Sanhourie e Aweidat sottolineano che i media occidentali omettono di mostrare lo squilibrio di potere tra l’equipaggiatissimo esercito israeliano che attacca un piccolo gruppo di giovani che spendono i pochi soldi che hanno per comprarsi le armi.
“È così che giustificano le uccisioni e gli attacchi quando in realtà hanno trasformato le nostre case in zona di guerra”, dice Sanhourie.
“Usano contro di noi bulldozer, razzi, aerei da combattimento, droni e un grande dispiego di soldati armati “.
Misure punitive
Oltre all’incremento di violenza militare nel campo Israele decreta regolarmente misure punitive contro i civili, come la revoca dei permessi di lavoro ai residenti del campo.

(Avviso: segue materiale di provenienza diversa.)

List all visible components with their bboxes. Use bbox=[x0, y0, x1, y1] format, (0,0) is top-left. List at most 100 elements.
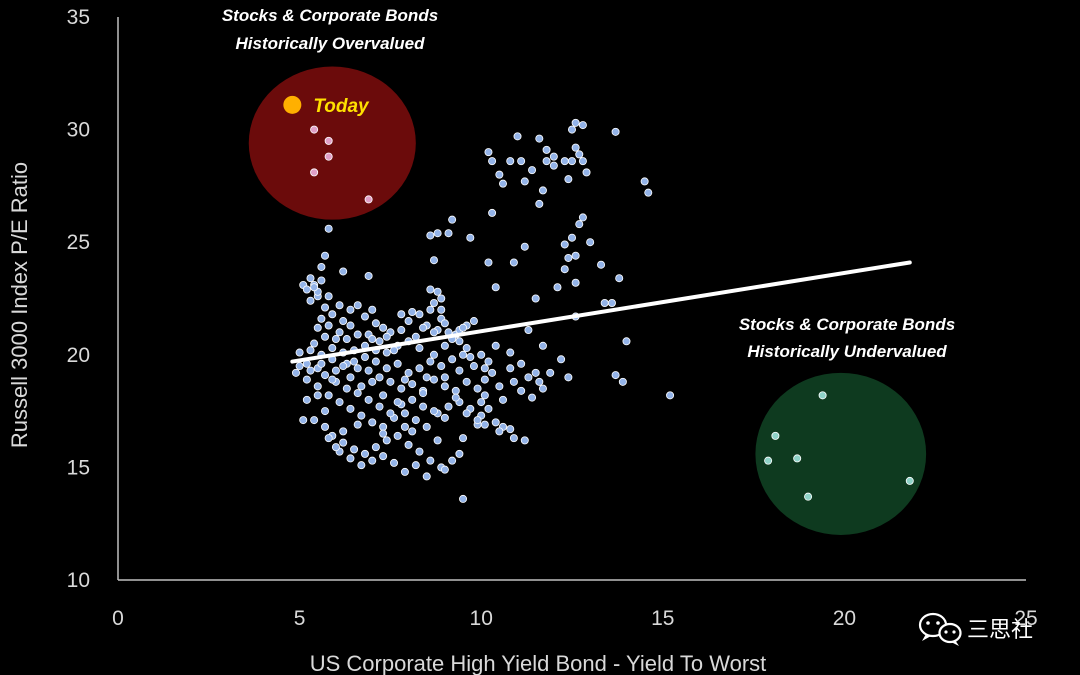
data-point bbox=[480, 375, 489, 384]
data-point bbox=[397, 384, 406, 393]
data-point bbox=[578, 213, 587, 222]
data-point bbox=[429, 256, 438, 265]
data-point bbox=[437, 305, 446, 314]
y-tick-label: 35 bbox=[67, 6, 90, 29]
data-point bbox=[379, 323, 388, 332]
data-point bbox=[488, 157, 497, 166]
data-point bbox=[364, 271, 373, 280]
data-point bbox=[575, 150, 584, 159]
data-point bbox=[506, 425, 515, 434]
data-point bbox=[346, 321, 355, 330]
data-point bbox=[462, 344, 471, 353]
data-point bbox=[535, 134, 544, 143]
data-point bbox=[451, 393, 460, 402]
data-point bbox=[426, 357, 435, 366]
data-point bbox=[538, 186, 547, 195]
data-point bbox=[506, 364, 515, 373]
data-point bbox=[429, 328, 438, 337]
data-point bbox=[644, 188, 653, 197]
data-point bbox=[509, 377, 518, 386]
data-point bbox=[575, 220, 584, 229]
undervalued-data-point bbox=[818, 391, 827, 400]
data-point bbox=[491, 283, 500, 292]
x-tick-label: 25 bbox=[1014, 607, 1037, 630]
data-point bbox=[368, 305, 377, 314]
data-point bbox=[466, 233, 475, 242]
data-point bbox=[346, 404, 355, 413]
y-tick-label: 20 bbox=[67, 344, 90, 367]
data-point bbox=[321, 332, 330, 341]
data-point bbox=[495, 382, 504, 391]
data-point bbox=[419, 402, 428, 411]
data-point bbox=[350, 357, 359, 366]
data-point bbox=[437, 294, 446, 303]
today-point bbox=[283, 95, 302, 114]
data-point bbox=[368, 418, 377, 427]
data-point bbox=[568, 125, 577, 134]
data-point bbox=[488, 368, 497, 377]
data-point bbox=[506, 157, 515, 166]
data-point bbox=[382, 332, 391, 341]
data-point bbox=[357, 461, 366, 470]
data-point bbox=[448, 215, 457, 224]
data-point bbox=[339, 438, 348, 447]
data-point bbox=[517, 386, 526, 395]
data-point bbox=[528, 393, 537, 402]
data-point bbox=[568, 157, 577, 166]
data-point bbox=[578, 157, 587, 166]
data-point bbox=[408, 308, 417, 317]
data-point bbox=[339, 267, 348, 276]
data-point bbox=[339, 362, 348, 371]
data-point bbox=[459, 323, 468, 332]
data-point bbox=[520, 177, 529, 186]
data-point bbox=[397, 310, 406, 319]
data-point bbox=[560, 157, 569, 166]
data-point bbox=[313, 323, 322, 332]
overvalued-data-point bbox=[324, 136, 333, 145]
data-point bbox=[426, 456, 435, 465]
data-point bbox=[371, 319, 380, 328]
data-point bbox=[324, 434, 333, 443]
data-point bbox=[360, 449, 369, 458]
data-point bbox=[419, 323, 428, 332]
data-point bbox=[429, 350, 438, 359]
y-tick-label: 25 bbox=[67, 231, 90, 254]
data-point bbox=[411, 332, 420, 341]
data-point bbox=[331, 366, 340, 375]
today-label: Today bbox=[313, 96, 370, 117]
data-point bbox=[364, 366, 373, 375]
data-point bbox=[491, 341, 500, 350]
data-point bbox=[488, 208, 497, 217]
wechat-icon bbox=[918, 612, 962, 646]
data-point bbox=[542, 157, 551, 166]
data-point bbox=[429, 375, 438, 384]
data-point bbox=[586, 238, 595, 247]
data-point bbox=[448, 355, 457, 364]
overvalued-data-point bbox=[310, 125, 319, 134]
data-point bbox=[397, 326, 406, 335]
data-point bbox=[375, 402, 384, 411]
data-point bbox=[422, 472, 431, 481]
data-point bbox=[622, 337, 631, 346]
data-point bbox=[553, 283, 562, 292]
undervalued-zone bbox=[755, 372, 927, 535]
data-point bbox=[353, 389, 362, 398]
data-point bbox=[491, 418, 500, 427]
data-point bbox=[346, 305, 355, 314]
data-point bbox=[321, 407, 330, 416]
data-point bbox=[357, 382, 366, 391]
data-point bbox=[480, 364, 489, 373]
data-point bbox=[440, 413, 449, 422]
data-point bbox=[342, 335, 351, 344]
data-point bbox=[415, 364, 424, 373]
annotations: Today Stocks & Corporate Bonds Historicall… bbox=[222, 6, 955, 361]
data-point bbox=[321, 251, 330, 260]
data-point bbox=[371, 357, 380, 366]
data-point bbox=[564, 175, 573, 184]
data-point bbox=[459, 434, 468, 443]
data-point bbox=[317, 262, 326, 271]
data-point bbox=[371, 443, 380, 452]
data-point bbox=[495, 427, 504, 436]
data-point bbox=[324, 391, 333, 400]
data-point bbox=[379, 429, 388, 438]
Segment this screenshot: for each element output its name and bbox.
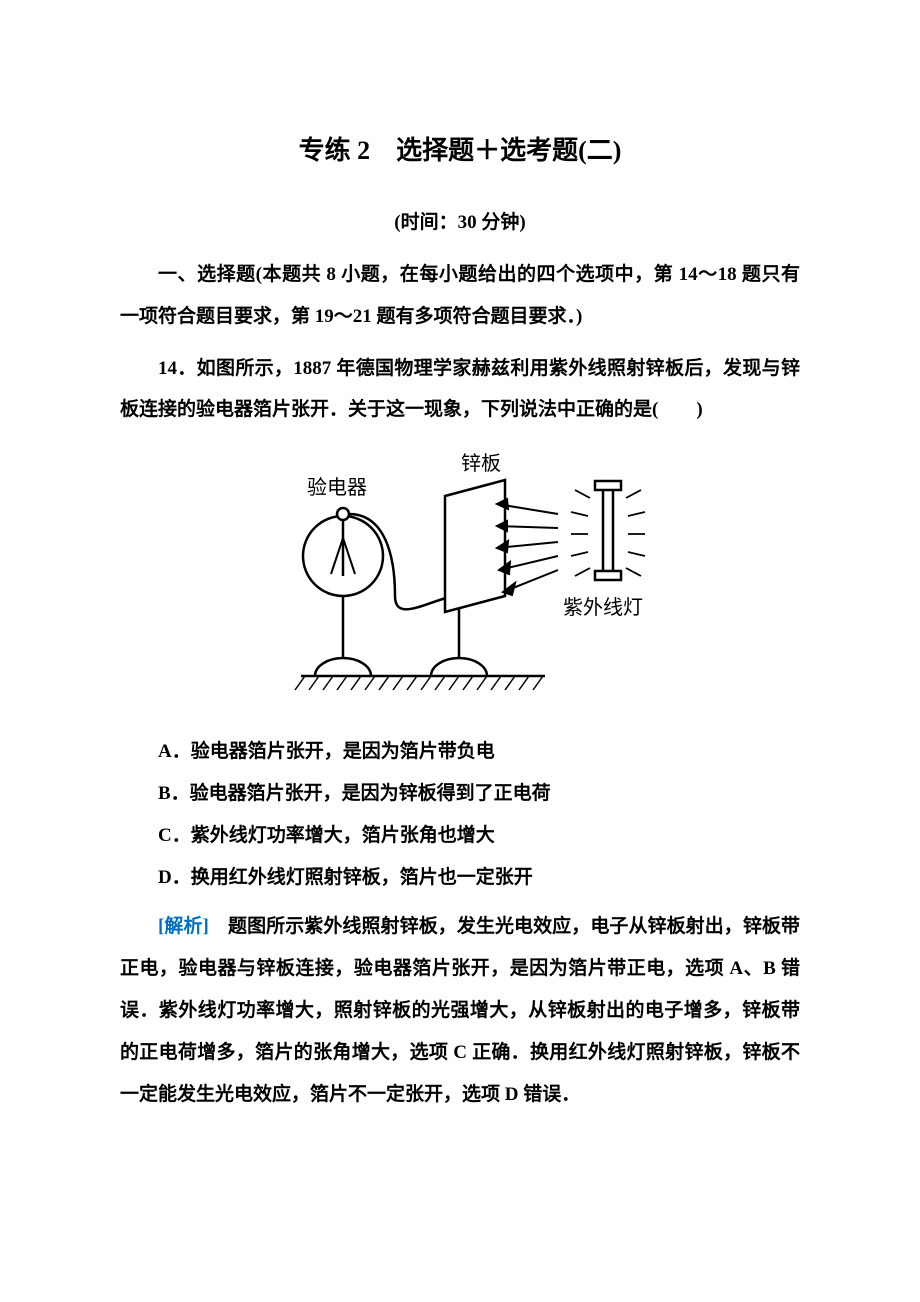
page-title: 专练 2 选择题＋选考题(二) (120, 130, 800, 167)
time-label: (时间：30 分钟) (120, 207, 800, 234)
photoelectric-diagram: 验电器 锌板 紫外线灯 (245, 446, 675, 706)
electroscope-label: 验电器 (307, 476, 367, 499)
q14-option-a: A．验电器箔片张开，是因为箔片带负电 (120, 731, 800, 773)
q14-diagram: 验电器 锌板 紫外线灯 (120, 446, 800, 711)
q14-option-c: C．紫外线灯功率增大，箔片张角也增大 (120, 815, 800, 857)
uv-label: 紫外线灯 (563, 596, 643, 619)
q14-option-d: D．换用红外线灯照射锌板，箔片也一定张开 (120, 857, 800, 899)
q14-option-b: B．验电器箔片张开，是因为锌板得到了正电荷 (120, 773, 800, 815)
zinc-label: 锌板 (461, 452, 501, 475)
analysis-label: [解析] (158, 916, 209, 937)
section-intro: 一、选择题(本题共 8 小题，在每小题给出的四个选项中，第 14～18 题只有一… (120, 254, 800, 338)
analysis-body: 题图所示紫外线照射锌板，发生光电效应，电子从锌板射出，锌板带正电，验电器与锌板连… (120, 916, 800, 1104)
q14-options: A．验电器箔片张开，是因为箔片带负电 B．验电器箔片张开，是因为锌板得到了正电荷… (120, 731, 800, 898)
q14-analysis: [解析] 题图所示紫外线照射锌板，发生光电效应，电子从锌板射出，锌板带正电，验电… (120, 906, 800, 1115)
q14-stem: 14．如图所示，1887 年德国物理学家赫兹利用紫外线照射锌板后，发现与锌板连接… (120, 348, 800, 432)
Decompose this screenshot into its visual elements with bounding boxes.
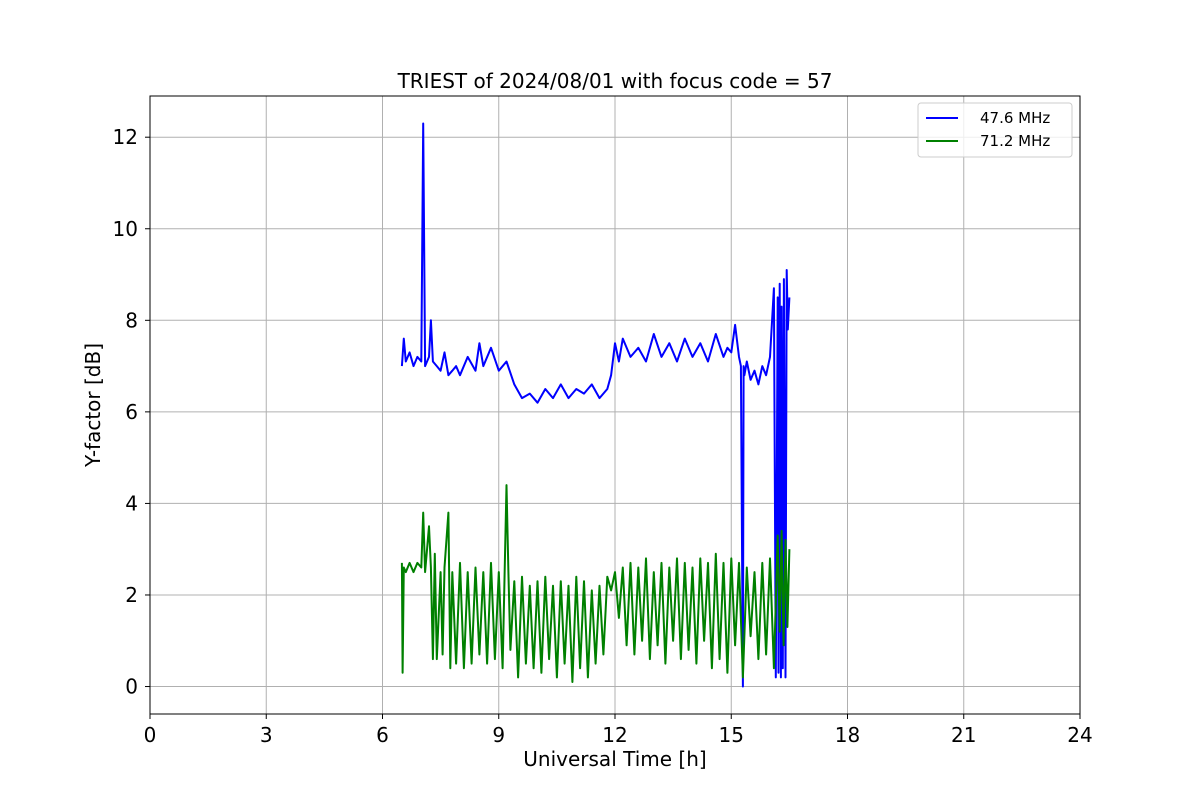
- y-tick-label: 8: [125, 308, 138, 332]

“Chiunque abbia un parente che sia stato ucciso o messo in prigione viene punito”, dice Sanhourie.
“Ci stanno punendo tutti, il che sta affossando la nostra economia”, aggiunge l’attivista, sostenendo che Israele vuole suscitare nella comunità del risentimento verso coloro che resistono.
Tuttavia ad Aqbat Jabr sta ottenendo l’effetto opposto, poiché tutti nel campo sono consci che “Insieme restiamo forti, in sintonia “.
La politica delle punizioni collettive è estesa anche a Gerico, popolare meta turistica attraversata dai viaggiatori in visita in Cisgiordania.
Quest’anno le forze israeliane hanno messo Gerico sotto assedio due volte per settimane, sottraendo al settore del turismo decine di milioni di dollari secondo le stime ufficiali palestinesi.
La situazione nel campo profughi di Aqbat Jabr non è unica.
Le forze israeliane prendono sempre più di mira i campi profughi in tutta la Cisgiordania occupata, come si è visto nel campo profughi di Jenin, nel campo profughi di Nur Shams a Tulkarem e nel campo profughi di Shuafat a Gerusalemme.
Ma mentre i raid diventano sempre più letali e intensi sembrano emergere sempre più gruppi armati, che sfidano l’occupazione israeliana e probabilmente affronteranno ulteriori violenze da parte dei militari.